Chez Kickmaker, j’ai accompagné Javelot, une deeptech agricole qui connecte les silos à grains, sur un projet en avance de phase : définir la prochaine génération de leur sonde, avec de nouveaux capteurs, et en sortir un PRD complet prêt à lancer le développement. Un travail théorique, mais cadré comme un vrai produit.
javelot, la deeptech qui surveille le grain
Javelot (Wasquehal, près de Lille, fondée en 2018) a numérisé l’après-récolte. Des sondes plantées dans le grain mesurent la température plusieurs fois par jour et remontent les données via le réseau bas-débit Sigfox, sans électricité ni wifi. L’agriculteur suit ses stocks depuis une application, et le système pilote automatiquement la ventilation. Le bénéfice est concret : jusqu’à 90 % de pesticides en moins et une consommation de ventilation nettement réduite. Trois gammes structurent l’offre : Flat’Javelot pour le stockage à plat, Verti’Javelot pour les cellules verticales, Venti’Javelot pour la ventilation.

la mission : une sonde qui sent plus que la température
La sonde historique mesure surtout la température. Or, dans un tas de grain, la température est un signal tardif : quand elle monte, le mal est souvent déjà fait. L’objectif de l’avant-projet était de définir une sonde capable de détecter plus tôt, en ajoutant deux mesures clés.
- L’humidité (hygrométrie) : le premier facteur d’échauffement et de moisissure.
- Le CO2 : un marqueur précoce de l’activité biologique (insectes, germination, respiration du grain), bien avant que la température ne bouge.

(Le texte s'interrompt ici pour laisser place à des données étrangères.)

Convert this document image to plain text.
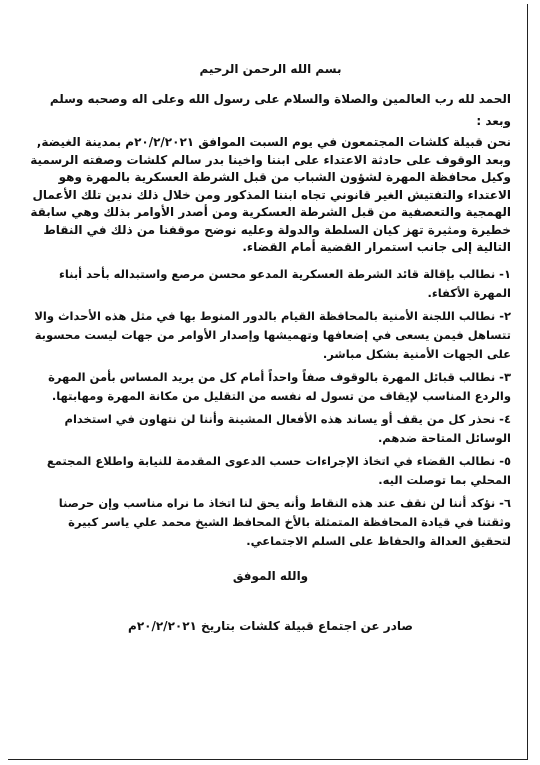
بسم الله الرحمن الرحيم

الحمد لله رب العالمين والصلاة والسلام على رسول الله وعلى اله وصحبه وسلم

وبعد :

نحن قبيلة كلشات المجتمعون في يوم السبت الموافق ٢٠/٢/٢٠٢١م بمدينة الغيضة, وبعد الوقوف على حادثة الاعتداء على ابننا واخينا بدر سالم كلشات وصفته الرسمية وكيل محافظة المهرة لشؤون الشباب من قبل الشرطة العسكرية بالمهرة وهو الاعتداء والتفتيش الغير قانوني تجاه ابننا المذكور ومن خلال ذلك ندين تلك الأعمال الهمجية والتعصفية من قبل الشرطة العسكرية ومن أصدر الأوامر بذلك وهي سابقة خطيرة ومثيرة تهز كيان السلطة والدولة وعليه نوضح موقفنا من ذلك في النقاط التالية إلى جانب استمرار القضية أمام القضاء.

١- نطالب بإقالة قائد الشرطة العسكرية المدعو محسن مرصع واستبداله بأحد أبناء المهرة الأكفاء.
٢- نطالب اللجنة الأمنية بالمحافظة القيام بالدور المنوط بها في مثل هذه الأحداث والا تتساهل فيمن يسعى في إضعافها وتهميشها وإصدار الأوامر من جهات ليست محسوبة على الجهات الأمنية بشكل مباشر.
٣- نطالب قبائل المهرة بالوقوف صفاً واحداً أمام كل من يريد المساس بأمن المهرة والردع المناسب لإيقاف من تسول له نفسه من التقليل من مكانة المهرة ومهابتها.
٤- نحذر كل من يقف أو يساند هذه الأفعال المشينة وأننا لن نتهاون في استخدام الوسائل المتاحة ضدهم.
٥- نطالب القضاء في اتخاذ الإجراءات حسب الدعوى المقدمة للنيابة واطلاع المجتمع المحلي بما توصلت اليه.
٦- نؤكد أننا لن نقف عند هذه النقاط وأنه يحق لنا اتخاذ ما نراه مناسب وإن حرصنا وثقتنا في قيادة المحافظة المتمثلة بالأخ المحافظ الشيخ محمد علي ياسر كبيرة لتحقيق العدالة والحفاظ على السلم الاجتماعي.

والله الموفق

صادر عن اجتماع قبيلة كلشات بتاريخ ٢٠/٢/٢٠٢١م
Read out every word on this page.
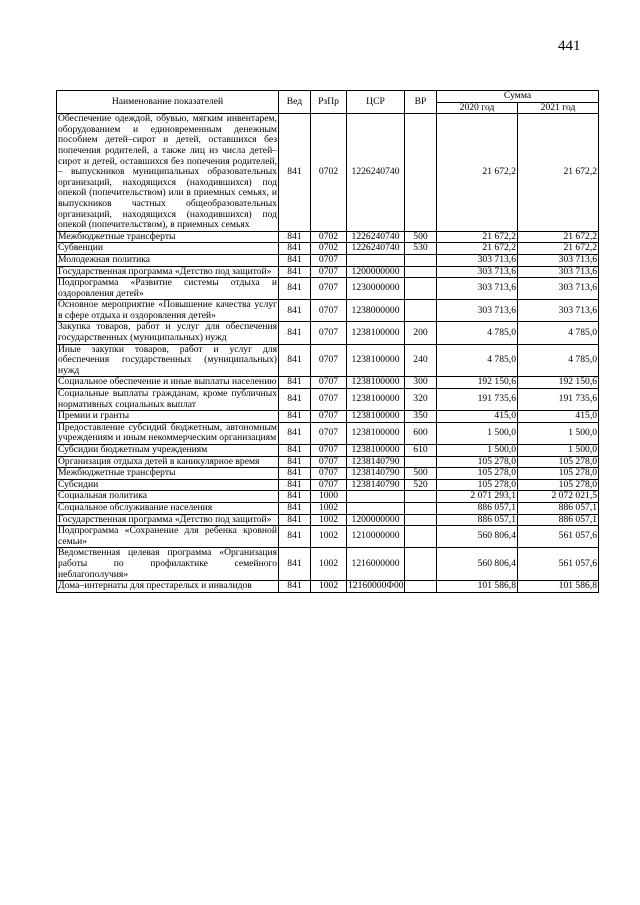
441
Наименование показателей	Вед	РзПр	ЦСР	ВР	Сумма	
					2020 год	2021 год
Обеспечение одеждой, обувью, мягким инвентарем, оборудованием и единовременным денежным пособием детей–сирот и детей, оставшихся без попечения родителей, а также лиц из числа детей–сирот и детей, оставшихся без попечения родителей, – выпускников муниципальных образовательных организаций, находящихся (находившихся) под опекой (попечительством) или в приемных семьях, и выпускников частных общеобразовательных организаций, находящихся (находившихся) под опекой (попечительством), в приемных семьях	841	0702	1226240740		21 672,2	21 672,2
Межбюджетные трансферты	841	0702	1226240740	500	21 672,2	21 672,2
Субвенции	841	0702	1226240740	530	21 672,2	21 672,2
Молодежная политика	841	0707			303 713,6	303 713,6
Государственная программа «Детство под защитой»	841	0707	1200000000		303 713,6	303 713,6
Подпрограмма «Развитие системы отдыха и оздоровления детей»	841	0707	1230000000		303 713,6	303 713,6
Основное мероприятие «Повышение качества услуг в сфере отдыха и оздоровления детей»	841	0707	1238000000		303 713,6	303 713,6
Закупка товаров, работ и услуг для обеспечения государственных (муниципальных) нужд	841	0707	1238100000	200	4 785,0	4 785,0
Иные закупки товаров, работ и услуг для обеспечения государственных (муниципальных) нужд	841	0707	1238100000	240	4 785,0	4 785,0
Социальное обеспечение и иные выплаты населению	841	0707	1238100000	300	192 150,6	192 150,6
Социальные выплаты гражданам, кроме публичных нормативных социальных выплат	841	0707	1238100000	320	191 735,6	191 735,6
Премии и гранты	841	0707	1238100000	350	415,0	415,0
Предоставление субсидий бюджетным, автономным учреждениям и иным некоммерческим организациям	841	0707	1238100000	600	1 500,0	1 500,0
Субсидии бюджетным учреждениям	841	0707	1238100000	610	1 500,0	1 500,0
Организация отдыха детей в каникулярное время	841	0707	1238140790		105 278,0	105 278,0
Межбюджетные трансферты	841	0707	1238140790	500	105 278,0	105 278,0
Субсидии	841	0707	1238140790	520	105 278,0	105 278,0
Социальная политика	841	1000			2 071 293,1	2 072 021,5
Социальное обслуживание населения	841	1002			886 057,1	886 057,1
Государственная программа «Детство под защитой»	841	1002	1200000000		886 057,1	886 057,1
Подпрограмма «Сохранение для ребенка кровной семьи»	841	1002	1210000000		560 806,4	561 057,6
Ведомственная целевая программа «Организация работы по профилактике семейного неблагополучия»	841	1002	1216000000		560 806,4	561 057,6
Дома–интернаты для престарелых и инвалидов	841	1002	12160000Ф00		101 586,8	101 586,8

Mesurer plus tôt, c’est ventiler plus juste et traiter moins. Toute la valeur du produit est là.
étude de marché : où se situe javelot
Avant de spécifier quoi que ce soit, j’ai cartographié la concurrence. Le marché du monitoring de grain est mûr à l’international : OPI (gamme Integris, câbles température et humidité, sondes à insectes Insector), Bin-Sense (IntraGrain, Canada), Centaur (sans-fil, alertes d’altération), AGI SureTrack. La plupart reposent sur des câbles fixes installés dans des cellules métalliques, sur des marchés surtout nord-américains.
La force de Javelot, à préserver dans la nouvelle version : la sonde mobile plantée directement dans le tas, le réseau Sigfox sans aucune infrastructure, et le pilotage de la ventilation. Ajouter l’humidité et le CO2 sans perdre cette simplicité de déploiement, c’était le vrai défi.
des besoins aux choix technologiques
De l’étude sont sortis les besoins, puis les choix techniques.
Côté besoins : mesurer température, humidité et CO2 le long de la sonde, tenir plusieurs années sur batterie (pas de secteur au champ), résister à l’insertion dans le grain et à la poussière, rester compatible avec l’application et le réseau existants.
Côté choix : un capteur de CO2 NDIR (infrarouge non dispersif) pour sa robustesse et sa sélectivité, un capteur d’humidité capacitif. Comme le NDIR consomme, j’ai cadré une mesure cadencée et un duty cycling agressif pour préserver l’autonomie. Sigfox est conservé pour la continuité avec le parc existant, ce qui impose un arbitrage sur le volume de données, car les messages Sigfox sont courts. Et côté mécanique, les capteurs devaient s’intégrer dans le profil de la sonde sans gêner son insertion dans le grain.

planning, risques, avantages
J’ai posé un planning de conception par phases : faisabilité des capteurs, prototype, essais en conditions réelles de stockage, puis industrialisation, avec les jalons et les dépendances entre eux.
Les risques étaient clairs : la consommation du capteur CO2 face à l’autonomie visée, la calibration de l’humidité dans un milieu poussiéreux, le débit Sigfox face à un volume de données plus important, et le surcoût par sonde face au prix de marché.
Les avantages, eux, justifiaient le pari : une détection plus précoce, donc moins de pertes et moins de traitements, une vraie différenciation produit, et une montée en gamme sans casser le modèle de déploiement qui fait le succès de Javelot.
le livrable : un PRD complet
Tout s’est condensé dans un PRD (Product Requirements Document) : contexte et marché, besoins et usages, fonctions et exigences (mesures, précision, autonomie, environnement), contraintes et choix techniques, planning, risques et arbitrages. Un document qui permet à Javelot de lancer le développement en sachant quoi construire, pourquoi, et ce qui reste à dé-risquer.
C’est ça, l’avance de phase : transformer une intuition produit en cahier des charges actionnable, avant d’engager le moindre euro de développement.
Photos d’illustration libres de droits (Unsplash). Je n’avais pas accès aux visuels produit de Javelot ; ces images illustrent le domaine, pas leur matériel.